Le gouvernement vient de prolonger d'un an la quatrième période des CEE, jusqu'à fin 2021. Le projet de loi énergie fixe une nouvelle période transitoire des CEE, entre le 1er janvier 2022 et le 31 décembre 2023. "Le niveau de l'obligation [de cette période] sera fixé par décret", a précisé la CMP. Le sénateur LR Daniel Gremillet, rapporteur au Sénat, a proposé de "[maintenir] le principe d'une déclinaison de certaines des modalités des CEE par décret, même si les niveaux minimal et maximal [des obligations d'énergie] seront fixés par la loi [quinquennale] à compter de 2024".

La nouvelle période d'obligations sera fixée après une évaluation du gisement d'économies d'énergie, réalisée par l'Agence de l'environnement et de la maîtrise de l'énergie (Ademe). Celle-ci sera menée "avant le 31 juillet 2022 puis tous les cinq ans". Cette évaluation "préalable et publique" du gisement d'économies d'énergie portera sur cinq ans, et non sur dix ans.

Le contrôle des opérations est durci

Le projet de loi énergie prévoit aussi de durcir les contrôles menés sur un échantillon aléatoire de travaux faisant l'objet de demandes de CEE. Ils seront réalisés par le demandeur à ses frais par un bureau de contrôle de son choix. Un arrêté ministériel fixera le type d'opérations à contrôler et le pourcentage concerné.

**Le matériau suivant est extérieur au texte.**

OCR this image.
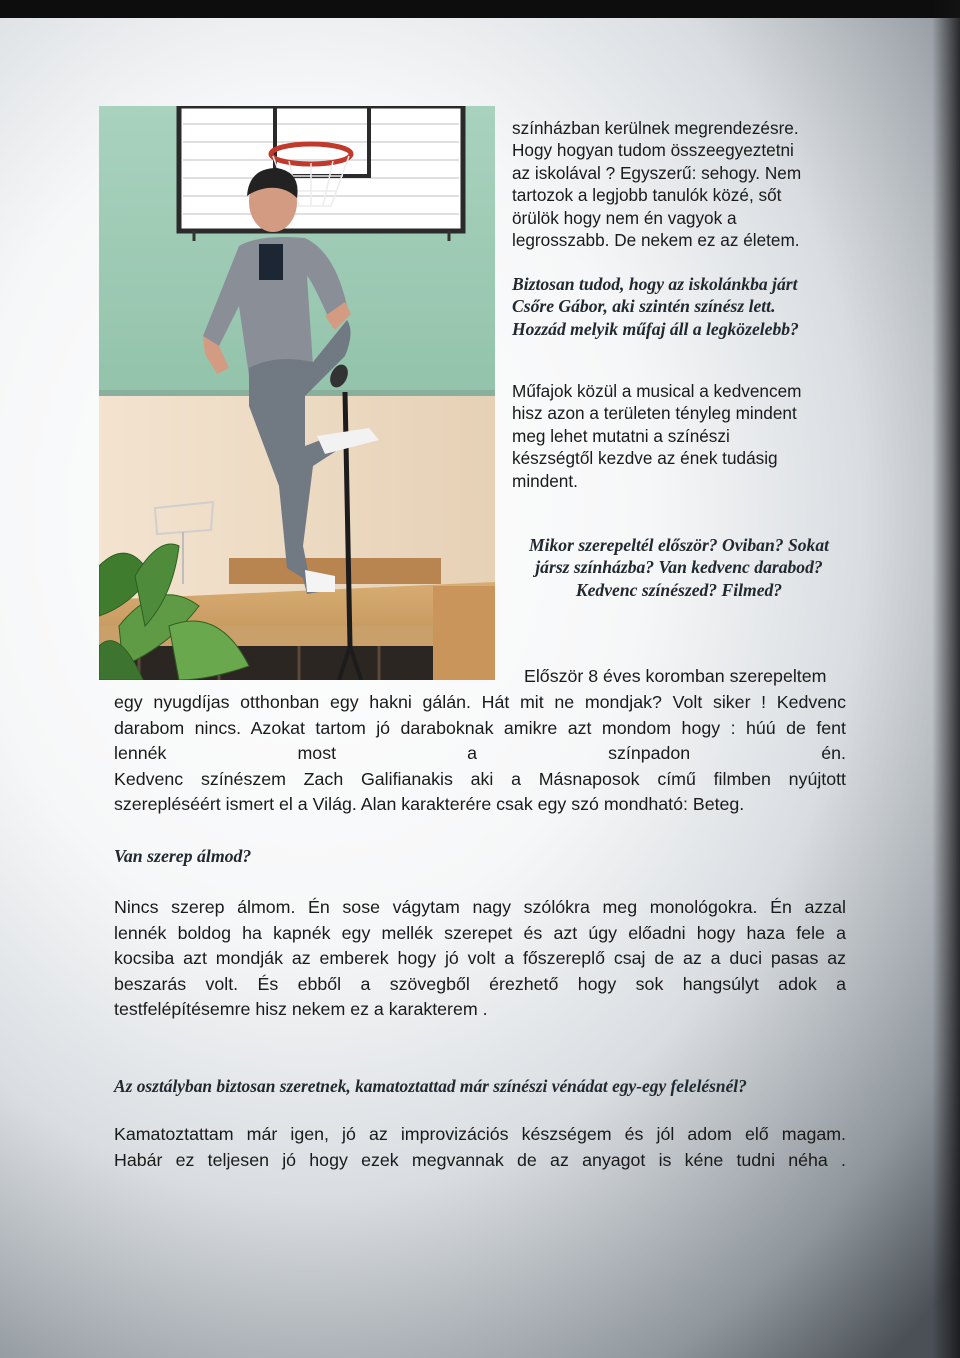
színházban kerülnek megrendezésre.
Hogy hogyan tudom összeegyeztetni
az iskolával ? Egyszerű: sehogy. Nem
tartozok a legjobb tanulók közé, sőt
örülök hogy nem én vagyok a
legrosszabb. De nekem ez az életem.
Biztosan tudod, hogy az iskolánkba járt
Csőre Gábor, aki szintén színész lett.
Hozzád melyik műfaj áll a legközelebb?
Műfajok közül a musical a kedvencem
hisz azon a területen tényleg mindent
meg lehet mutatni a színészi
készségtől kezdve az ének tudásig
mindent.
Mikor szerepeltél először? Oviban? Sokat
jársz színházba? Van kedvenc darabod?
Kedvenc színészed? Filmed?
Először 8 éves koromban szerepeltem
egy nyugdíjas otthonban egy hakni gálán. Hát mit ne mondjak? Volt siker ! Kedvenc
darabom nincs. Azokat tartom jó daraboknak amikre azt mondom hogy : húú de fent
lennék most a színpadon én.
Kedvenc színészem Zach Galifianakis aki a Másnaposok című filmben nyújtott
szerepléséért ismert el a Világ. Alan karakterére csak egy szó mondható: Beteg.
Van szerep álmod?
Nincs szerep álmom. Én sose vágytam nagy szólókra meg monológokra. Én azzal
lennék boldog ha kapnék egy mellék szerepet és azt úgy előadni hogy haza fele a
kocsiba azt mondják az emberek hogy jó volt a főszereplő csaj de az a duci pasas az
beszarás volt. És ebből a szövegből érezhető hogy sok hangsúlyt adok a
testfelépítésemre hisz nekem ez a karakterem .
Az osztályban biztosan szeretnek, kamatoztattad már színészi vénádat egy-egy felelésnél?
Kamatoztattam már igen, jó az improvizációs készségem és jól adom elő magam.
Habár ez teljesen jó hogy ezek megvannak de az anyagot is kéne tudni néha .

Des contrôles supplémentaires pourront aussi être imposés à une personne déjà sanctionnée pour manquement. Ils seront menés à sa charge et par l'organisme d'inspection accrédité de son choix. Si un contrôle donne lieu à une sanction et qu'il met en évidence un taux de manquement supérieur à 10 % du volume des CEE contrôlés, des vérifications supplémentaires pourront être demandées par le ministre chargé de l'énergie, sur un périmètre très large d'opérations. Ces contrôles supplémentaires pourront porter sur l'ensemble des certificats délivrés ou demandés au cours des 24 mois précédent la sanction, ainsi que sur l'ensemble de demandes ultérieures de certificats au cours des 12 mois suivant la sanction.

La CMP a supprimé du texte le pourcentage minimal de contrôles sur sites, après travaux, qui était fixé à 10 % par le Sénat. "Le pourcentage de contrôles sera modulé au niveau réglementaire pour cibler les opérations les plus critiques", a indiqué le sénateur Daniel Gremillet. Le pourcentage des contrôles sur les lieux des opérations sera précisé par un arrêté ministériel.

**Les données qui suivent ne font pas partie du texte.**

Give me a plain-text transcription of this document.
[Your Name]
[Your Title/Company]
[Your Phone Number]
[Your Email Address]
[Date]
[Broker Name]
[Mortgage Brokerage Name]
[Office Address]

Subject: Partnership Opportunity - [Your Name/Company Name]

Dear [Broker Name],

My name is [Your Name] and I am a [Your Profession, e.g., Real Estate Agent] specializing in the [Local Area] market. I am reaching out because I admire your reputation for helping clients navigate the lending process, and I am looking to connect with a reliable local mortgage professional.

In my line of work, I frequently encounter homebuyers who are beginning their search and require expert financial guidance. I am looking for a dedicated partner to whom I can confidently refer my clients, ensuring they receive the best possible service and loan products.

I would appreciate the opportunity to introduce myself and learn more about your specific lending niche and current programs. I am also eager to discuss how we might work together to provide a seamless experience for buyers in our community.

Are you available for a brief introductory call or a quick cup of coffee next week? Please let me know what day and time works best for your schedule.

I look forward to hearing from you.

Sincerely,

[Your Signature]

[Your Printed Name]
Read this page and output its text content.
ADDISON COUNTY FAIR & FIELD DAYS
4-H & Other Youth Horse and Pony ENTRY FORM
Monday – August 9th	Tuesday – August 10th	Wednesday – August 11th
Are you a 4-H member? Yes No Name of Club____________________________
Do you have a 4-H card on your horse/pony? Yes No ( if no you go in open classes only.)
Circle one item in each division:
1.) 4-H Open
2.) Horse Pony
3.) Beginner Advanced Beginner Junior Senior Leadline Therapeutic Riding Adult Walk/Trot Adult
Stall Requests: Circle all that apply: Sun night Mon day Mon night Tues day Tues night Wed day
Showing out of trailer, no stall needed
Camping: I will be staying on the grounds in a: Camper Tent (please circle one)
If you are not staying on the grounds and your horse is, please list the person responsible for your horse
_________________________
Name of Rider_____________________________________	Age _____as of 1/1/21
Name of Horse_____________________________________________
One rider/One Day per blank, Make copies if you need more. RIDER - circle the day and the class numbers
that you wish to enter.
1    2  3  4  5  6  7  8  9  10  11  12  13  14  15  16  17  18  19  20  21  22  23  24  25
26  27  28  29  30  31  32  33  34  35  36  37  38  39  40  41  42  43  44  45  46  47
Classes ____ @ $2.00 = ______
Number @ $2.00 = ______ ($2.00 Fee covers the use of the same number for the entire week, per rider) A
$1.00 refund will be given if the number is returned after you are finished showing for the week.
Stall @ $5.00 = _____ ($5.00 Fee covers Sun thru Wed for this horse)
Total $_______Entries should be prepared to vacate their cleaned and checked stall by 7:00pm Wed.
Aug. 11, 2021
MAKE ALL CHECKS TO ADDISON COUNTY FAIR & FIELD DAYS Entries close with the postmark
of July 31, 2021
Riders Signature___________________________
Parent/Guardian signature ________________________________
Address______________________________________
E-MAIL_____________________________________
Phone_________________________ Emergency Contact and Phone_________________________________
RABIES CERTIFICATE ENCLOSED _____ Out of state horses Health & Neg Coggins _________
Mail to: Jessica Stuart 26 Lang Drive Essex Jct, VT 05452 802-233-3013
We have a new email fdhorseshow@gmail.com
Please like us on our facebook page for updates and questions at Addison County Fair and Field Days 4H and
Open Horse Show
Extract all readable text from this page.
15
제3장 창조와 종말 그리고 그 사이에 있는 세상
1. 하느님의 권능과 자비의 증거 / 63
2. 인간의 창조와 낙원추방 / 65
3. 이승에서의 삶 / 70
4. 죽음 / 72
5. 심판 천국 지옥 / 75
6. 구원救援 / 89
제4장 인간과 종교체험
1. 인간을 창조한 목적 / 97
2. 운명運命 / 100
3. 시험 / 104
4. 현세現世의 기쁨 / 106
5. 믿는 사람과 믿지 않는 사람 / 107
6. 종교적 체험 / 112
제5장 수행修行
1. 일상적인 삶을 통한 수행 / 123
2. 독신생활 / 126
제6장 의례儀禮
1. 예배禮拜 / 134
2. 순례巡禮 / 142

La CMP a également supprimé "la référence à l'absence de lien capitalistique, juridique ou économique entre contrôlé et contrôleur pour viser un principe d'indépendance". Puisque le contrôlé choisit son contrôleur. Les règles d'indépendance des organismes d'inspection seront précisées par un arrêté, a ajouté le député Anthony Cellier.

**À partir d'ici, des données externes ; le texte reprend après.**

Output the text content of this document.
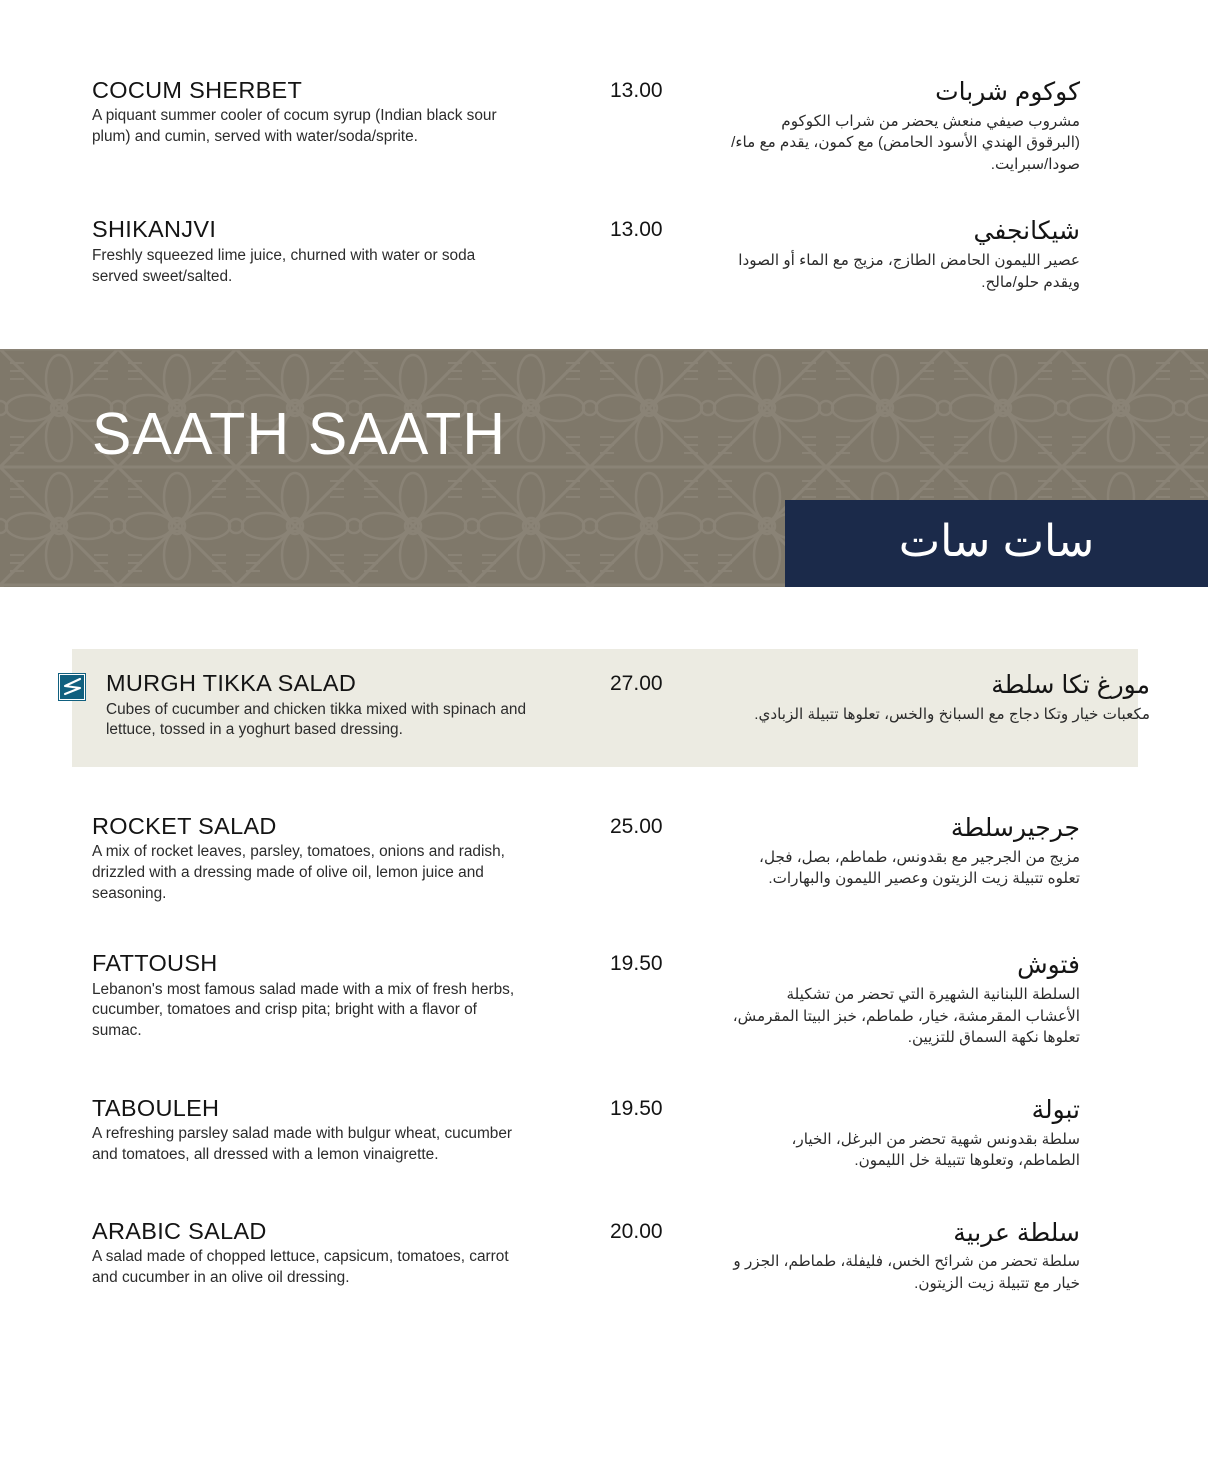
COCUM SHERBET
A piquant summer cooler of cocum syrup (Indian black sour plum) and cumin, served with water/soda/sprite.
13.00	كوكوم شربات
مشروب صيفي منعش يحضر من شراب الكوكوم (البرقوق الهندي الأسود الحامض) مع كمون، يقدم مع ماء/صودا/سبرايت.
SHIKANJVI
Freshly squeezed lime juice, churned with water or soda served sweet/salted.
13.00	شيكانجفي
عصير الليمون الحامض الطازج، مزيج مع الماء أو الصودا ويقدم حلو/مالح.
SAATH SAATH
سات سات
MURGH TIKKA SALAD
Cubes of cucumber and chicken tikka mixed with spinach and lettuce, tossed in a yoghurt based dressing.
27.00	مورغ تكا سلطة
مكعبات خيار وتكا دجاج مع السبانخ والخس، تعلوها تتبيلة الزبادي.
ROCKET SALAD
A mix of rocket leaves, parsley, tomatoes, onions and radish, drizzled with a dressing made of olive oil, lemon juice and seasoning.
25.00	جرجيرسلطة
مزيج من الجرجير مع بقدونس، طماطم، بصل، فجل، تعلوه تتبيلة زيت الزيتون وعصير الليمون والبهارات.
FATTOUSH
Lebanon's most famous salad made with a mix of fresh herbs, cucumber, tomatoes and crisp pita; bright with a flavor of sumac.
19.50	فتوش
السلطة اللبنانية الشهيرة التي تحضر من تشكيلة الأعشاب المقرمشة، خيار، طماطم، خبز البيتا المقرمش، تعلوها نكهة السماق للتزيين.
TABOULEH
A refreshing parsley salad made with bulgur wheat, cucumber and tomatoes, all dressed with a lemon vinaigrette.
19.50	تبولة
سلطة بقدونس شهية تحضر من البرغل، الخيار، الطماطم، وتعلوها تتبيلة خل الليمون.
ARABIC SALAD
A salad made of chopped lettuce, capsicum, tomatoes, carrot and cucumber in an olive oil dressing.
20.00	سلطة عربية
سلطة تحضر من شرائح الخس، فليفلة، طماطم، الجزر و خيار مع تتبيلة زيت الزيتون.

Obligation de signaler les non-conformités des entreprises RGE

Les acteurs du dispositif des CEE (fournisseurs d'énergie, délégataires…) devront aussi signaler, sans délai, à un organisme délivrant un label "reconnu garant de l'environnement" (RGE), tout manquement constaté d'une entreprise certifiée RGE. A la suite de ce signalement, les organismes de qualification RGE auront l'obligation de mener des investigations pouvant conduire à la suspension ou au retrait de la certification du professionnel. La CMP a supprimé la sanction, ajoutée par le Sénat, pour les acteurs des CEE qui ne signaleraient pas une mauvaise pratique. "Il est difficile de sanctionner un obligé (vendeur d'énergie), car la faute n'est pas commise par lui. Qu'il la signale est déjà un objectif suffisant", a souligné M. Cellier.

En cas de manquements, plusieurs types de sanctions pourront être infligés, notamment l'impossibilité d'obtenir des CEE, l'annulation de CEE obtenus ou encore la suspension ou le rejet de demandes de CEE. Les parlementaires ont également augmenté le plafond des sanctions pécuniaires, en le portant de 2 % à 4 % du chiffre d'affaires et de 4 % à 6 % en cas de récidive.

Le vote final du Parlement sur le projet de loi énergie aura lieu courant septembre.